Driving to pick up our truck, I noticed a great deal of road construction going on. I took the turn and BAM, haulers and pavers and blades and such dotted the landscape at precisely the spot where I was to turn in. No big deal, right? Just turn around and look for a detour. There has to be one. Right?

Oh there was. We followed it only to be taken on a wild goose chase around the hills and vales of our fair suburb. The back way in, too, was blocked. Road closed. Dead end. Too bad.

I had a phone number so being the responsible person that I am, I called. No one answered. Not to be thwarted (I am resourceful, after all) we called the national Budget rental hotline and conveyed the story of the ill-placed road construction. They gave us an alternate number for the joint. Again, no one answered. We dialed that damn number like 16 times. Nothin.

You can be sure I left a message in a very stern tone. My plans, in an instant, were gone. My goal for the day was not to be.

A few hours later I received a call from the place. Apparently the road construction louts accidently cut off their phone line so they could not receive incoming calls nor make outgoing calls. I was also told that we could have driven on the 'closed road' if we would have stopped to ask the construction truck driver dudes to let us through. Whatever. I'm done. You lost your chance Metro RV & Storage. From now on, consider yourself dead to me.

Anyone have a pick-up truck we can borrow? Help. I need to DE-CLUTTER!!!!!!!

Tuesday, July 1, 2008

The James Beard Awards

I was perusing some of my favorite blogs and stumbled across the list of 2008 James Beard award winners. If you are unfamiliar with the James Beard awards, I can easily provide an explanation. These are top props for all of those chefs and restaurateurs out there. Think Academy Awards for the culinary world.

2008 James Beard Awards

I have yet visited many of the listed restaurants, but it doesn't really matter. A girl can dream. I consider myself to be a bit of a food snob, or better said, an appreciator of all things gourmet and delicious. I will just add many of these lauded spots to my list of things/places to go before I die -- my very own bucket list. Extra HUGE kudos to 112 Eatery, La Belle Vie and Restaurant Alma in Minneapolis. All were nominated under the category of Best Midwest Chef. I've visited each of these and can attest to their creative and tasty fare. Beware of the sweetbreads and other organ meat on the menu at Alma. You can run, but you can't hide!

The Gramercy Tavern in NYC won the Outstanding Restaurant award. This is extra exciting for me, not because I've ever been to the Gramercy Tavern. I haven't. But, I do boast a connection. A high school friend, Nancy Olson, is the head pastry chef. Her desserts are magnificent. I'm contemplating a trip to NYC simply to try one (or more than one) of her sweet treats. She's a genius. Her pastry inspired.

Under the category of books, I just picked up Barbara Kingsolver's latest, Animal, Vegetable, Miracle: A Year of Food Life.

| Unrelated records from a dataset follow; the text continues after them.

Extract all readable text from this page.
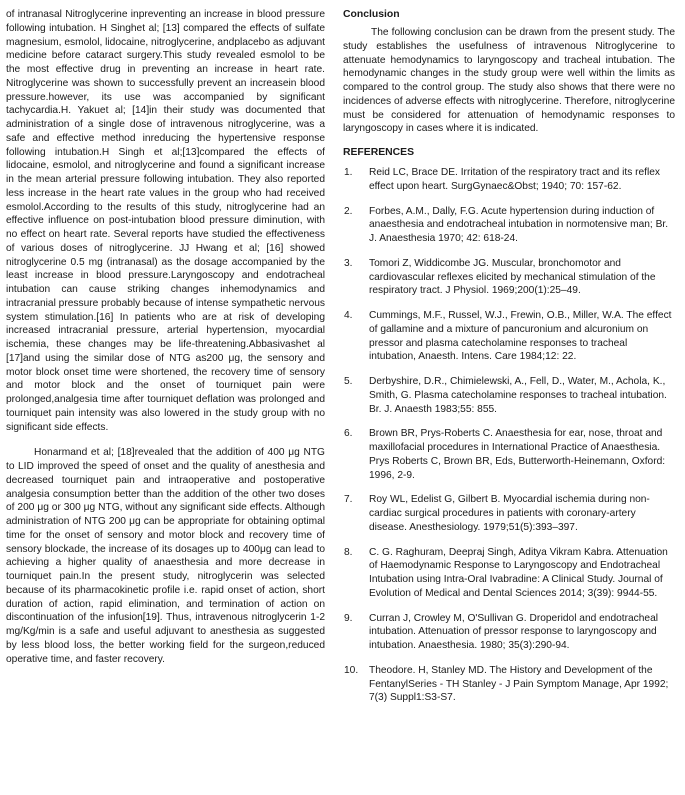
of intranasal Nitroglycerine inpreventing an increase in blood pressure following intubation. H Singhet al; [13] compared the effects of sulfate magnesium, esmolol, lidocaine, nitroglycerine, andplacebo as adjuvant medicine before cataract surgery.This study revealed esmolol to be the most effective drug in preventing an increase in heart rate. Nitroglycerine was shown to successfully prevent an increasein blood pressure.however, its use was accompanied by significant tachycardia.H. Yakuet al; [14]in their study was documented that administration of a single dose of intravenous nitroglycerine, was a safe and effective method inreducing the hypertensive response following intubation.H Singh et al;[13]compared the effects of lidocaine, esmolol, and nitroglycerine and found a significant increase in the mean arterial pressure following intubation. They also reported less increase in the heart rate values in the group who had received esmolol.According to the results of this study, nitroglycerine had an effective influence on post-intubation blood pressure diminution, with no effect on heart rate. Several reports have studied the effectiveness of various doses of nitroglycerine. JJ Hwang et al; [16] showed nitroglycerine 0.5 mg (intranasal) as the dosage accompanied by the least increase in blood pressure.Laryngoscopy and endotracheal intubation can cause striking changes inhemodynamics and intracranial pressure probably because of intense sympathetic nervous system stimulation.[16] In patients who are at risk of developing increased intracranial pressure, arterial hypertension, myocardial ischemia, these changes may be life-threatening.Abbasivashet al [17]and using the similar dose of NTG as200 μg, the sensory and motor block onset time were shortened, the recovery time of sensory and motor block and the onset of tourniquet pain were prolonged,analgesia time after tourniquet deflation was prolonged and tourniquet pain intensity was also lowered in the study group with no significant side effects.

Honarmand et al; [18]revealed that the addition of 400 μg NTG to LID improved the speed of onset and the quality of anesthesia and decreased tourniquet pain and intraoperative and postoperative analgesia consumption better than the addition of the other two doses of 200 μg or 300 μg NTG, without any significant side effects. Although administration of NTG 200 μg can be appropriate for obtaining optimal time for the onset of sensory and motor block and recovery time of sensory blockade, the increase of its dosages up to 400μg can lead to achieving a higher quality of anaesthesia and more decrease in tourniquet pain.In the present study, nitroglycerin was selected because of its pharmacokinetic profile i.e. rapid onset of action, short duration of action, rapid elimination, and termination of action on discontinuation of the infusion[19]. Thus, intravenous nitroglycerin 1-2 mg/Kg/min is a safe and useful adjuvant to anesthesia as suggested by less blood loss, the better working field for the surgeon,reduced operative time, and faster recovery.

Conclusion

The following conclusion can be drawn from the present study. The study establishes the usefulness of intravenous Nitroglycerine to attenuate hemodynamics to laryngoscopy and tracheal intubation. The hemodynamic changes in the study group were well within the limits as compared to the control group. The study also shows that there were no incidences of adverse effects with nitroglycerine. Therefore, nitroglycerine must be considered for attenuation of hemodynamic responses to laryngoscopy in cases where it is indicated.

REFERENCES
1. Reid LC, Brace DE. Irritation of the respiratory tract and its reflex effect upon heart. SurgGynaec&Obst; 1940; 70: 157-62.
2. Forbes, A.M., Dally, F.G. Acute hypertension during induction of anaesthesia and endotracheal intubation in normotensive man; Br. J. Anaesthesia 1970; 42: 618-24.
3. Tomori Z, Widdicombe JG. Muscular, bronchomotor and cardiovascular reflexes elicited by mechanical stimulation of the respiratory tract. J Physiol. 1969;200(1):25–49.
4. Cummings, M.F., Russel, W.J., Frewin, O.B., Miller, W.A. The effect of gallamine and a mixture of pancuronium and alcuronium on pressor and plasma catecholamine responses to tracheal intubation, Anaesth. Intens. Care 1984;12: 22.
5. Derbyshire, D.R., Chimielewski, A., Fell, D., Water, M., Achola, K., Smith, G. Plasma catecholamine responses to tracheal intubation. Br. J. Anaesth 1983;55: 855.
6. Brown BR, Prys-Roberts C. Anaesthesia for ear, nose, throat and maxillofacial procedures in International Practice of Anaesthesia. Prys Roberts C, Brown BR, Eds, Butterworth-Heinemann, Oxford: 1996, 2-9.
7. Roy WL, Edelist G, Gilbert B. Myocardial ischemia during non-cardiac surgical procedures in patients with coronary-artery disease. Anesthesiology. 1979;51(5):393–397.
8. C. G. Raghuram, Deepraj Singh, Aditya Vikram Kabra. Attenuation of Haemodynamic Response to Laryngoscopy and Endotracheal Intubation using Intra-Oral Ivabradine: A Clinical Study. Journal of Evolution of Medical and Dental Sciences 2014; 3(39): 9944-55.
9. Curran J, Crowley M, O'Sullivan G. Droperidol and endotracheal intubation. Attenuation of pressor response to laryngoscopy and intubation. Anaesthesia. 1980; 35(3):290-94.
10. Theodore. H, Stanley MD. The History and Development of the FentanylSeries - TH Stanley - J Pain Symptom Manage, Apr 1992; 7(3) Suppl1:S3-S7.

I haven't cracked into yet. Still trying to finish a few of my other books. But, I can hardly wait to start reading it . . . Among my favorite books of 2007 were a couple by Michael Pollan. The Ominvore's Dilemna was eye opening and really made me rethink my attitude and behavior toward the food we eat. If you are interested in taking a closer look at how we, as a society, plant, pick, transport, manipulate, pen and produce our food, than this is a read for you. It is scary at times. Many have likely heard the term, industrial military complex as a description used for our war-ready economy. I think we also have a industrial food complex which pumps an amazing amount of crap into our diets each day. After reading Pollan's book, you'll want to take a hot shower and then pick up an apple, wash off the pesticides and chemicals and take a big bite.